The objectives of this paper are to investigate the tradeoffs between a
physically constrained neural network and a deep, convolutional neural
network and to design a combined ML approach (“VarioCNN”). Our
solution is provided in the framework of a cyberinfrastructure that
includes a newly designed ML software, GEOCLASS-image, modern
high-resolution satellite image datasets (Maxar WorldView data) and
instructions/descriptions that may facilitate solving similar spatial
classification problems. Combining the advantages of the
physically-driven connectionist-geostatistical classification method
with those of an efficient CNN, VarioCNN, provides a means for rapid and
efficient extraction of complex geophysical information from submeter
resolution satellite imagery. A retraining loop overcomes the
difficulties of creating a labeled training data set.
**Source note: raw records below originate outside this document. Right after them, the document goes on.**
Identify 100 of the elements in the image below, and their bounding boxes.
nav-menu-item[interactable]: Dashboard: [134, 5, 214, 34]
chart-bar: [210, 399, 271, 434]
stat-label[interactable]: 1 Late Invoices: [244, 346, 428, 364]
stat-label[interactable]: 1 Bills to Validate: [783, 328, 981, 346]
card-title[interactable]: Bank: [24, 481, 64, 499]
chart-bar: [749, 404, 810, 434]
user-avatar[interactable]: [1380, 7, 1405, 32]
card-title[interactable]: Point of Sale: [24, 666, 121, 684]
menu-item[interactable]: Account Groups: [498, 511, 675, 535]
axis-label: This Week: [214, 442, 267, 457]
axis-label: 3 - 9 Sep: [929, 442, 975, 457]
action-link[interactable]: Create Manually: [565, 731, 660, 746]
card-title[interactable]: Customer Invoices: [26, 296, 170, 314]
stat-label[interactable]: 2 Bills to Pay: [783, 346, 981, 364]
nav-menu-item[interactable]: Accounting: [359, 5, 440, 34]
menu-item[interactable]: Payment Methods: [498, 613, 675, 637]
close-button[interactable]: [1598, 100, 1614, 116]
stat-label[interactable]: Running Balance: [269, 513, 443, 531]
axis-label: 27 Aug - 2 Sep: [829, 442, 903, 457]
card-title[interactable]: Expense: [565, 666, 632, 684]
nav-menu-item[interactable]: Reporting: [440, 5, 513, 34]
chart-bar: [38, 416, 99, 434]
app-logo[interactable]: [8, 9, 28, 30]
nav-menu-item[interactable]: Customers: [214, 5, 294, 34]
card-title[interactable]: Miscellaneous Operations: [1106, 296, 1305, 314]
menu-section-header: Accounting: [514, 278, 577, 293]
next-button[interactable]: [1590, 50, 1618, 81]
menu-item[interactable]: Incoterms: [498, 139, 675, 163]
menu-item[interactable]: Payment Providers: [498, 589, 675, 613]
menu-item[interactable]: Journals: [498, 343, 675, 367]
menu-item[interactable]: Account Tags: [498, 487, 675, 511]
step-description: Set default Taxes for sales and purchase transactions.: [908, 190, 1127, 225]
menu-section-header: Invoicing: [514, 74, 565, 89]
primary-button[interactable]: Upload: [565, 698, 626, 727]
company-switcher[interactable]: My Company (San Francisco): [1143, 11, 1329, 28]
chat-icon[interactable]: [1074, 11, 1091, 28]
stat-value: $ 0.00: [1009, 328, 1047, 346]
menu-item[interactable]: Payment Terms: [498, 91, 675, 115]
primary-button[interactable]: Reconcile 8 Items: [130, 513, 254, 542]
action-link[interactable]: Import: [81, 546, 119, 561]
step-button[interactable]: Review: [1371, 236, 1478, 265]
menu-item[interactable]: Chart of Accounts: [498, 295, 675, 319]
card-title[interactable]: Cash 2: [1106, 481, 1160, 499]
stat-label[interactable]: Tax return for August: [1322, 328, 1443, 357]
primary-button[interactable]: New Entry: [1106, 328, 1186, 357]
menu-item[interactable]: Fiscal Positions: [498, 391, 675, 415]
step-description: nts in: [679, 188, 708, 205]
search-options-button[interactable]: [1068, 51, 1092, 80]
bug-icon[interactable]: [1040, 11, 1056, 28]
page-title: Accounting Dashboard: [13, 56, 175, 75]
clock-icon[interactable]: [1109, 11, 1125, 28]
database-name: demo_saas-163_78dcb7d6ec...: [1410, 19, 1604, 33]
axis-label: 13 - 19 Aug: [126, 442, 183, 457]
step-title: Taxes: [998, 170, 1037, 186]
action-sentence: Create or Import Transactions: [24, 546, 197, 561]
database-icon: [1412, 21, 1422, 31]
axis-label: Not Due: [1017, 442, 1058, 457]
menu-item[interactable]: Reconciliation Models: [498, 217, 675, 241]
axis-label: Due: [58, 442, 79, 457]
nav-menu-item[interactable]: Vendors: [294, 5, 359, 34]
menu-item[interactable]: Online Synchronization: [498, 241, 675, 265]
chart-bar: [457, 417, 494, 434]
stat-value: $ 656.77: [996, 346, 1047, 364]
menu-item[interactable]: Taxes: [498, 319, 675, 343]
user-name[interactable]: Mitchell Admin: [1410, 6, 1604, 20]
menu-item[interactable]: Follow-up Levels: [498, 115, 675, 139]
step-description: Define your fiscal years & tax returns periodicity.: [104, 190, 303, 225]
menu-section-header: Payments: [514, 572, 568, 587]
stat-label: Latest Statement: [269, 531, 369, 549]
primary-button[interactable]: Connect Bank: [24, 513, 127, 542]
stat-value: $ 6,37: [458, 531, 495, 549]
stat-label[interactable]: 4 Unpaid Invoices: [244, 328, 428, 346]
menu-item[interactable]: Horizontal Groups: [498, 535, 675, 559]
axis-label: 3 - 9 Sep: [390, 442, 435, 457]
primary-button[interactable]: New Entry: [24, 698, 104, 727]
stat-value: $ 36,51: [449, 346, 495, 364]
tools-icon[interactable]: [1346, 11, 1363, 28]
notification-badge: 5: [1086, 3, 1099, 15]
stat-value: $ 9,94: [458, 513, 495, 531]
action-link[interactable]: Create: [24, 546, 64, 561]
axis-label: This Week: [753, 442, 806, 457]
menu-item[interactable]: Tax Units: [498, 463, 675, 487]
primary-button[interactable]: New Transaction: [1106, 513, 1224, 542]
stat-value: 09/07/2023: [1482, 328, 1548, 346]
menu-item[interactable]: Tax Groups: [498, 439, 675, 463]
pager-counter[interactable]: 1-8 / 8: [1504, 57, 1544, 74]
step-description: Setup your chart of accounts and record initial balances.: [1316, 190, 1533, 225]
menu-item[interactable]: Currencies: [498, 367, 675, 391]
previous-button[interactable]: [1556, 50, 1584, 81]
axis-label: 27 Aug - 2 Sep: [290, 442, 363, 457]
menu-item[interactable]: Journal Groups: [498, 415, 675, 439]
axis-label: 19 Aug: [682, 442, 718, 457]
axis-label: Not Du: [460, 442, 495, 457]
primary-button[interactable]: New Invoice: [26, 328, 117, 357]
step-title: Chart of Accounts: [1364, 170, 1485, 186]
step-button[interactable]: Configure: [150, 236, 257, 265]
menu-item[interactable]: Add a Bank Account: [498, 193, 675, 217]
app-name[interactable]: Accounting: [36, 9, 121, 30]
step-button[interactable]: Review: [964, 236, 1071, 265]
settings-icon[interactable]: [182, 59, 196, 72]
Computational analyses and developments are centered on a specific, but
generalizable, geophysical problem: The classification of crevasse types
that form during the surge of a glacier system. A surge is a glacial
catastrophe, an acceleration of a glacier to typically 100-200 times its
normal velocity, which for a marine-terminating glacier leads to sudden
and substantial mass transfer from the cryosphere to the oceans,
contributing significantly to sea-level-rise. The sudden and rapid
acceleration characteristic of a surge results in formation of
crevasses, whose spatial characteristics provide informants on the
ice-dynamic processes that occur during the surge. GEOCLASS-image is
applied to study the current (2016-2024) surge in the Negribreen Glacier
System, Svalbard. The geophysical result is a description of the
structural evolution and expansion of the surge, based on crevasse types
that capture ice deformation in 6 simplified classes.